The talk was about bodies of constant width. Obviously circles have the properties that they are bodies of constant width (useful if you want to place stuff on a bunch of circles aka. "wheels"). This can be demonstrated by placing a board or similar on balls and move it around. The kicker is of course that (2D) circles (or 3d balls) are not the only bodies with this property (nowadays you can find 3D models printable by a 3D printer on the internet, I think the keyword here is Meissner body). There is a lot of applications one can talk about:

• Franz Reuleaux is said to have studied them to make buttons for his wife (I know different times) which do not roll away
• Canadian money is not round but made of shapes of constant width (some vending machines need this property to ascertain that they are handed in fact money)
• On a darker note, the challenger spaceshuttle catastrophe was at least partially caused by a "lack of roundness" (according to Feynmans memoirs) of the reusable parts which made the insulation fail. In said memoirs you find a beautiful little picture of a shape which is obviously not round but would have passed NASAs roundness test at that time (they checked roundness by measuring the width several times in certain fixed angles from each other, obviously such a test can never prove that we have constant width)
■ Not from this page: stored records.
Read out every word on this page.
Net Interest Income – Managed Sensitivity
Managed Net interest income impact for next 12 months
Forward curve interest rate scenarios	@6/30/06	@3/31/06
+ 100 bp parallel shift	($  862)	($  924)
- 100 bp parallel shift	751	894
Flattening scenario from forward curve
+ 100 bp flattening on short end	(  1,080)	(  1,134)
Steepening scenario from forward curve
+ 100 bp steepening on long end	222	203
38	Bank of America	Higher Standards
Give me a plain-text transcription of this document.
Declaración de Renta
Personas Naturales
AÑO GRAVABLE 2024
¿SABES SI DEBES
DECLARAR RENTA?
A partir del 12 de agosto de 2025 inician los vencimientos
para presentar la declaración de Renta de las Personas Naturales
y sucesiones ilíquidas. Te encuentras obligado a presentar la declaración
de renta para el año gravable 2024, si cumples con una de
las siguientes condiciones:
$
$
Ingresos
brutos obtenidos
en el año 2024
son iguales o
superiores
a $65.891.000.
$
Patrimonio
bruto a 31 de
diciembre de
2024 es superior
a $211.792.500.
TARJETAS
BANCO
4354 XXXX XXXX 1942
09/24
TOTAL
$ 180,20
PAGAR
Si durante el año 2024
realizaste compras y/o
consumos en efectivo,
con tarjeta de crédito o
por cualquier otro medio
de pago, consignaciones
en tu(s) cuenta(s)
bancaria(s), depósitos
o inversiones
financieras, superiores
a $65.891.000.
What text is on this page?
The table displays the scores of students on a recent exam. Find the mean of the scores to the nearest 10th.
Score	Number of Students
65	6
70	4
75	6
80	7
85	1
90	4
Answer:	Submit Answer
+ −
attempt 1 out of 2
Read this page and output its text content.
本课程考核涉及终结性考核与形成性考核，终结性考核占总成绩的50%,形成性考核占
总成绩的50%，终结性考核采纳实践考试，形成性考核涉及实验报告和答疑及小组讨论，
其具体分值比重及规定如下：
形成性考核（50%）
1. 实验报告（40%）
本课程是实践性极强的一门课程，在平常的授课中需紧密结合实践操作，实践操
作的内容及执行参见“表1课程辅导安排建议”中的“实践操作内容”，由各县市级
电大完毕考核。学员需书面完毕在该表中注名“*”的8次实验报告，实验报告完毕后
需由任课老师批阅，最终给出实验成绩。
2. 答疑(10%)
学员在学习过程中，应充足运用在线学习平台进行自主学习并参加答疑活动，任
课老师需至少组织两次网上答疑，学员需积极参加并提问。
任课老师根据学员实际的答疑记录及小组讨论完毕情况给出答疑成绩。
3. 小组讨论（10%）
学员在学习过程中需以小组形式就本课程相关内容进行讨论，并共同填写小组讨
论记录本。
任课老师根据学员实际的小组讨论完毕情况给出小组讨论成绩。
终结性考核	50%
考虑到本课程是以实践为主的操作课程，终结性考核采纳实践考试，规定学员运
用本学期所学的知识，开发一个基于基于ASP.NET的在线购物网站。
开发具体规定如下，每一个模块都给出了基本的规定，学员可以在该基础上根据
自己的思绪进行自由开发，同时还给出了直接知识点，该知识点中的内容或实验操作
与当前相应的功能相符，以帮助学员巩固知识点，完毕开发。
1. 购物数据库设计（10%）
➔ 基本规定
Finally, after all the hands on stuff, there are some nice mathematical theorems attached to it (e.g. Barbier's theorem 1) and even a lot of open questions when leaving 2D.

For inspiration one can look at the great book by Sagwin: How round is your circle? They made some promotional videos 2 and have great math and engineering examples collected. This might not be exactly what you had in mind, but I had great fun showing this to the students (especially since the 3D printer people at TU Berlin made a lot of great models for my talk)